Statement 18. The method of statements 13-15, initiating vibration from a mechanical acoustic source with the information handling system, and wherein the information handling system is in communication with at least one time-code generator.
Statement 19. The method of statements 13-15 and 18, further comprising transmitting optical signals at least partially to the information handling system through the fiber optic cable.
Statement 20. The method of statements 13-15, 18, and 19, wherein the one or more acoustic sources are disposed on one or more boats.
Statement 21. The method of statements 13-15 and 18-20, wherein the one or more acoustic sources comprise an explosive source or originate from a vehicle.
Statement 22. The method of statements 13-15 and 18-21, further comprising sensing one or more acoustic waves with the fiber optic cable to determine at least one parameter characteristic of a seismic event.

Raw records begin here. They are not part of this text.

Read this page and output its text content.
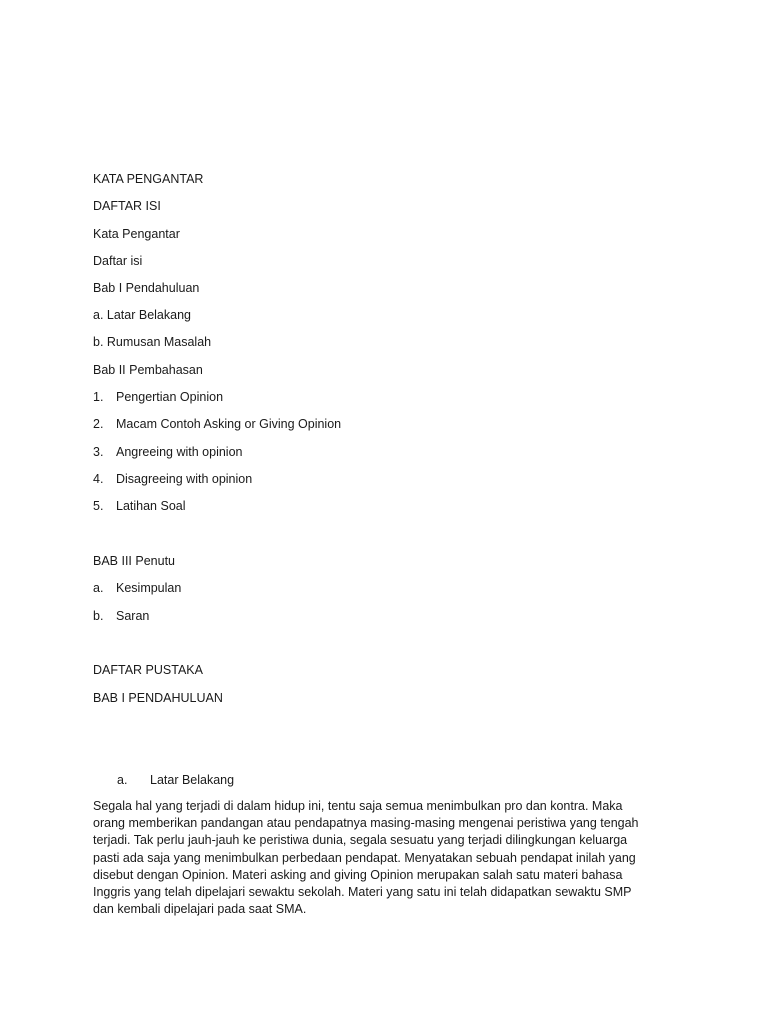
KATA PENGANTAR
DAFTAR ISI
Kata Pengantar
Daftar isi
Bab I Pendahuluan
a. Latar Belakang
b. Rumusan Masalah
Bab II Pembahasan
1. Pengertian Opinion
2. Macam Contoh Asking or Giving Opinion
3. Angreeing with opinion
4. Disagreeing with opinion
5. Latihan Soal
BAB III Penutu
a. Kesimpulan
b. Saran
DAFTAR PUSTAKA
BAB I PENDAHULUAN
a. Latar Belakang
Segala hal yang terjadi di dalam hidup ini, tentu saja semua menimbulkan pro dan kontra. Maka
orang memberikan pandangan atau pendapatnya masing-masing mengenai peristiwa yang tengah
terjadi. Tak perlu jauh-jauh ke peristiwa dunia, segala sesuatu yang terjadi dilingkungan keluarga
pasti ada saja yang menimbulkan perbedaan pendapat. Menyatakan sebuah pendapat inilah yang
disebut dengan Opinion. Materi asking and giving Opinion merupakan salah satu materi bahasa
Inggris yang telah dipelajari sewaktu sekolah. Materi yang satu ini telah didapatkan sewaktu SMP
dan kembali dipelajari pada saat SMA.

It should be understood that, although individual examples may be discussed herein, the present disclosure covers all combinations of the disclosed examples, including, without limitation, the different component combinations, method step combinations, and properties of the system. It should be understood that the compositions and methods are described in terms of “comprising,” “containing,” or “including” various components or steps, the compositions and methods can also “consist essentially of” or “consist of” the various components and steps. Moreover, the indefinite articles “a” or “an,” as used in the claims, are defined herein to mean one or more than one of the element that it introduces. Furthermore, it is implied that “acoustic” is synonymous with “seismic”.
For the sake of brevity, only certain ranges are explicitly disclosed herein. However, ranges from any lower limit may be combined with any upper limit to recite a range not explicitly recited, as well as, ranges from any lower limit may be combined with any other lower limit to recite a range not explicitly recited, in the same way, ranges from any upper limit may be combined with any other upper limit to recite a range not explicitly recited. Additionally, whenever a numerical range with a lower limit and an upper limit is disclosed, any number and any included range falling within the range are specifically disclosed. In particular, every range of values (of the form, “from about a to about b,” or, equivalently, “from approximately a to b,” or, equivalently, “from approximately a-b”) disclosed herein is to be understood to set forth every number and range encompassed within the broader range of values even if not explicitly recited. Thus, every point or individual value may serve as its own lower or upper limit combined with any other point or individual value or any other lower or upper limit, to recite a range not explicitly recited.
Therefore, the present examples are well adapted to attain the ends and advantages mentioned as well as those that are inherent therein. The particular examples disclosed above are illustrative only, and may be modified and practiced in different but equivalent manners apparent to those skilled in the art having the benefit of the teachings herein. Although individual examples are discussed, the disclosure covers all combinations of all of the examples. Furthermore, no limitations are intended to the details of construction or design herein shown, other than as described in the claims below. Also, the terms in the claims have their plain, ordinary meaning unless otherwise explicitly and clearly defined by the patentee. It is therefore evident that the particular illustrative examples disclosed above may be altered or modified and all such variations are considered within the scope and spirit of those examples. If there is any conflict in the usages of a word or term in this specification and one or more patent(s) or other documents that may be incorporated herein by reference, the definitions that are consistent with this specification should be adopted.